Perhaps one of the most misunderstood aspects of addiction recovery is the element of spirituality. In fact, some people put off recovery because they have heard that there is a spiritual component to treatment that they aren’t ready for. The 12 Steps focus on a higher power, which can also be confusing for those who don’t have a religious background or believe in God. This misunderstanding can be harmful, unfortunately, because it deters people from seeking treatment.
While we don’t expect people to change their mindset overnight, we do want to point out that spirituality and religion are two very different things. Religion is a particular system of worship and faith. Spirituality, on the other hand, is about finding purpose in life. Anyone can be spiritual, regardless of their beliefs.
The Difference Between Religion and Spirituality
It’s understandable why religion and spirituality are closely tied together. Many people who are religious call themselves spiritual, but the fact is that anyone can be spiritual without being tied to organized religion. And, unlike religion that has certain rules, laws or beliefs that must be followed, spirituality is personal. It is a belief in something higher than yourself, and this higher power can be anything that fits within your belief system. Some people choose to believe in a god, while others simply set out on a quest for knowledge.
At The River Source, we practice the 12 Steps and believe in the power of spirituality. We often start by asking recovering addicts what spirituality means to them. Some will answer, “Getting in touch with God or Jesus.” Others reply, “Being in touch with the universe.” There is no right or wrong answer. Spirituality is personal, individual and private. It is a unique path that is all your own.
Why Spirituality is Important to Recovery
Being spiritual is important for all living creatures, but it holds even more meaning for recovering addicts. Addiction is an isolating disease that strips you of your self-worth. As you sink deeper into the disease, this continued unhappiness perpetuates the addiction further. You withdraw from family and friends. You feel depressed or anxious without your drug. You forget what your purpose in life is, and you can’t see beyond your own troubles.
How can you break the cycle? By seeking treatment.

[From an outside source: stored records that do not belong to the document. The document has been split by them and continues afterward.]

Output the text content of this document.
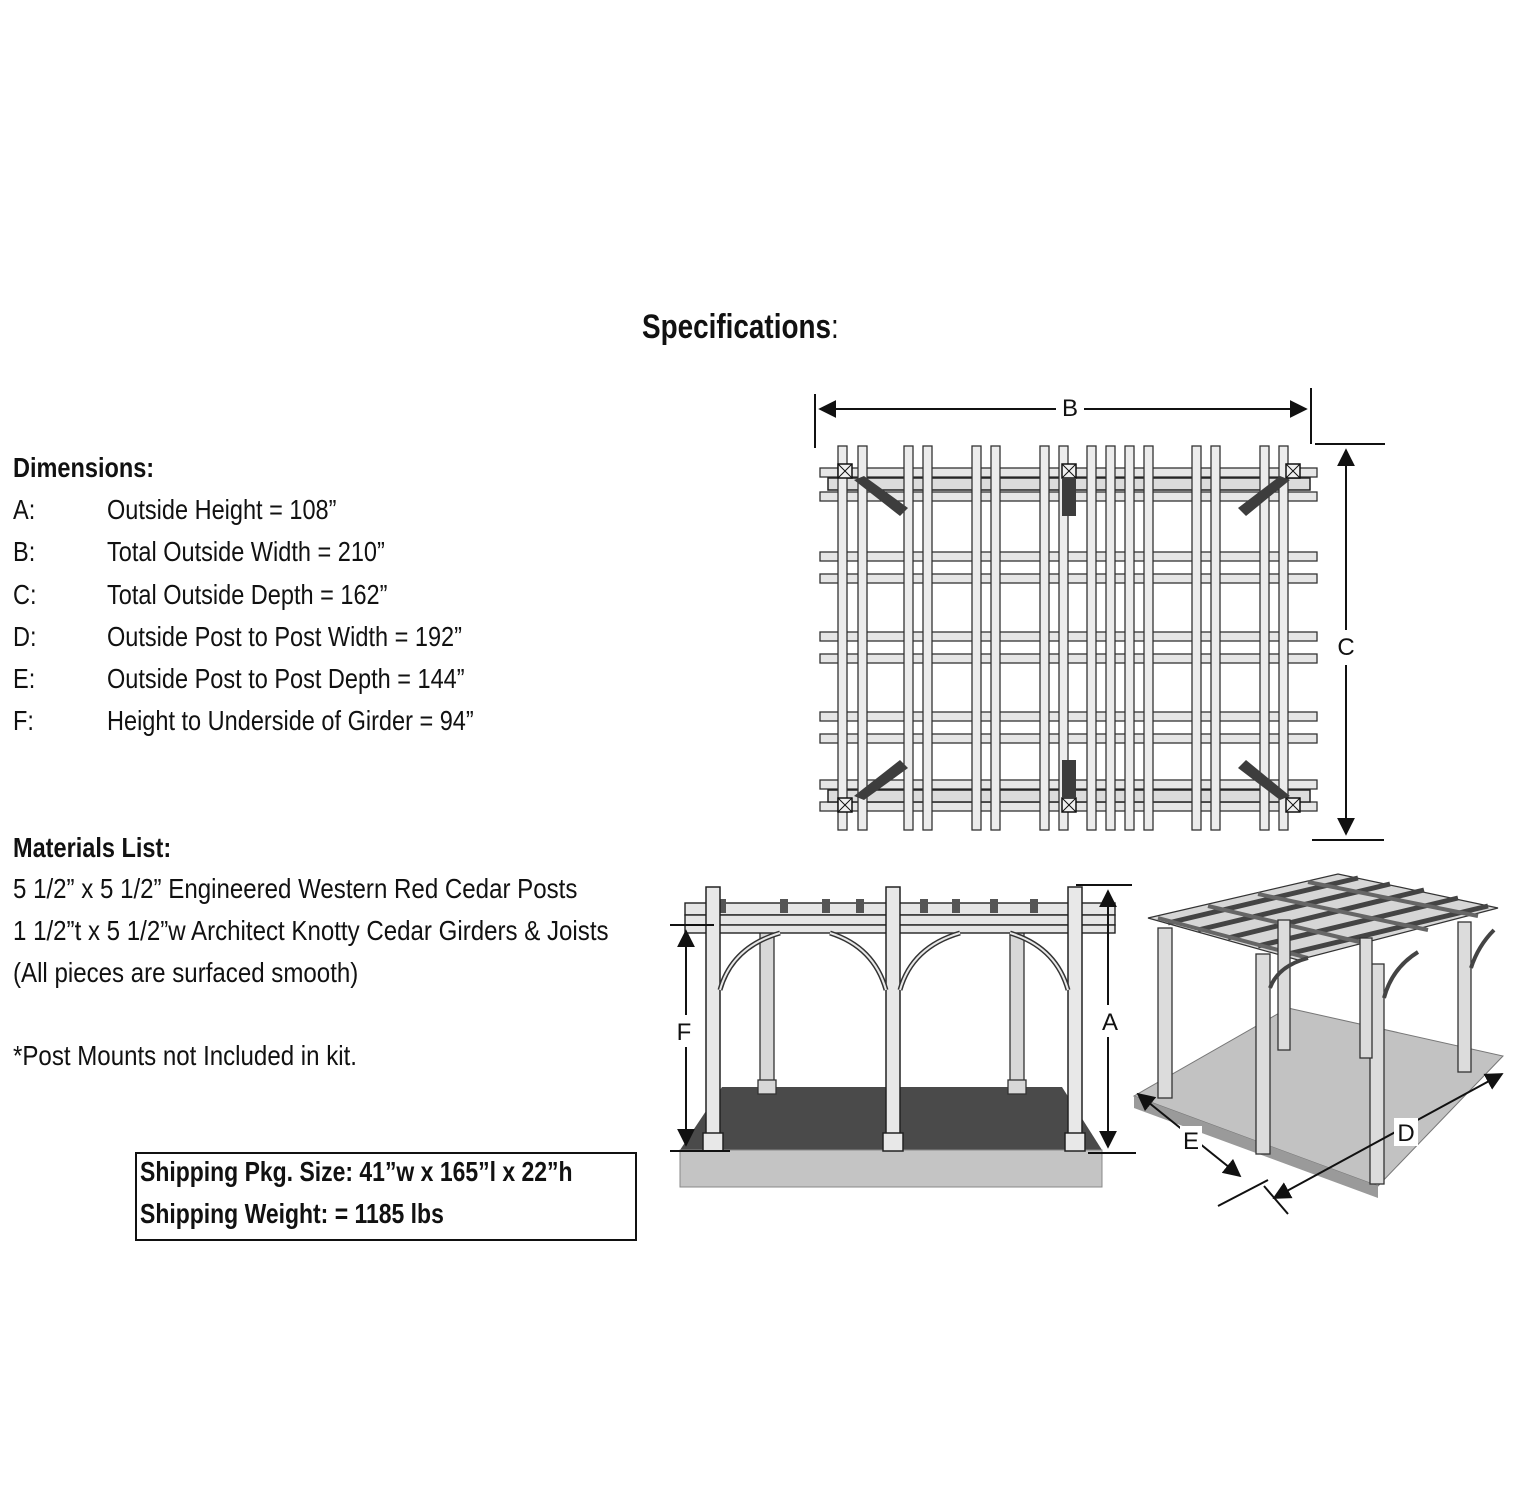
Specifications:
Dimensions:
A:	Outside Height = 108”
B:	Total Outside Width = 210”
C:	Total Outside Depth = 162”
D:	Outside Post to Post Width = 192”
E:	Outside Post to Post Depth = 144”
F:	Height to Underside of Girder = 94”
Materials List:
5 1/2” x 5 1/2” Engineered Western Red Cedar Posts
1 1/2”t x 5 1/2”w Architect Knotty Cedar Girders & Joists
(All pieces are surfaced smooth)
*Post Mounts not Included in kit.
Shipping Pkg. Size: 41”w x 165”l x 22”h
Shipping Weight: = 1185 lbs
B
C
F	A
E	D
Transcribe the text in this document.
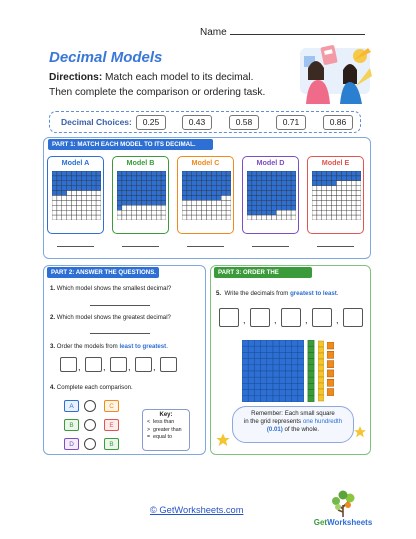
Name
Decimal Models
Directions: Match each model to its decimal.
Then complete the comparison or ordering task.
Decimal Choices:	0.25	0.43	0.58	0.71	0.86
PART 1: MATCH EACH MODEL TO ITS DECIMAL.
Model A	Model B	Model C	Model D	Model E
PART 2: ANSWER THE QUESTIONS.
1. Which model shows the smallest decimal?
2. Which model shows the greatest decimal?
3. Order the models from least to greatest.
, , , ,
4. Complete each comparison.
A	C
B	E
D	B
Key:
< less than
> greater than
= equal to
PART 3: ORDER THE DECIMALS.
5. Write the decimals from greatest to least.
,	,	,	,
Remember: Each small square
in the grid represents one hundredth
(0.01) of the whole.
© GetWorksheets.com
GetWorksheets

Through recovery, you learn to connect with something greater than yourself, whether it’s God, many gods, the life force, the universe, the Source, or something entirely different. By connecting with this power, you begin to see that you are important and have a purpose in life. This is why some recovering addicts choose to give back to the community by working with other addicts – it’s their calling and sense of purpose. They choose to take an unfortunate circumstance or experience and channel it into something positive and rewarding.
Spirituality also allows you to:
- Discover your own unique gifts and talents
- Practice forgiveness for yourself and others
- Gain new insights from your experiences of addiction
- Give back to the community
- Connect to who you really are
- Appreciate your true self
Don’t Let Addiction Strip Away Your Purpose
Addiction is complex, and it takes a myriad of elements to come together to allow for true healing. Unfortunately, by the time an addict starts treatment, addiction has already stripped them of their true self. It’s common for addicts to feel that they have no purpose or sense of worth. And the dark parts of who they are – who they’ve become – continue to take hold and make recovery difficult. You can probably relate.
The good news: Spirituality is a ray of shining hope.
It’s not to be feared or avoided just because you are not religious. By being open to spirituality, you’re saying, “I believe that life has purpose and meaning.” You can then set out to discover what this purpose and meaning is through your own personal beliefs and experiences. As you begin to shape your unique understanding of the meaning of life, you can choose how you want to live your life. Feelings of fear, unhappiness, and anxiety will be replaced with joy, love, and happiness.
The most important thing – do not delay treatment for fear of being spiritual. Spirituality holds something for everyone, and it is a key component to achieving long-term sobriety.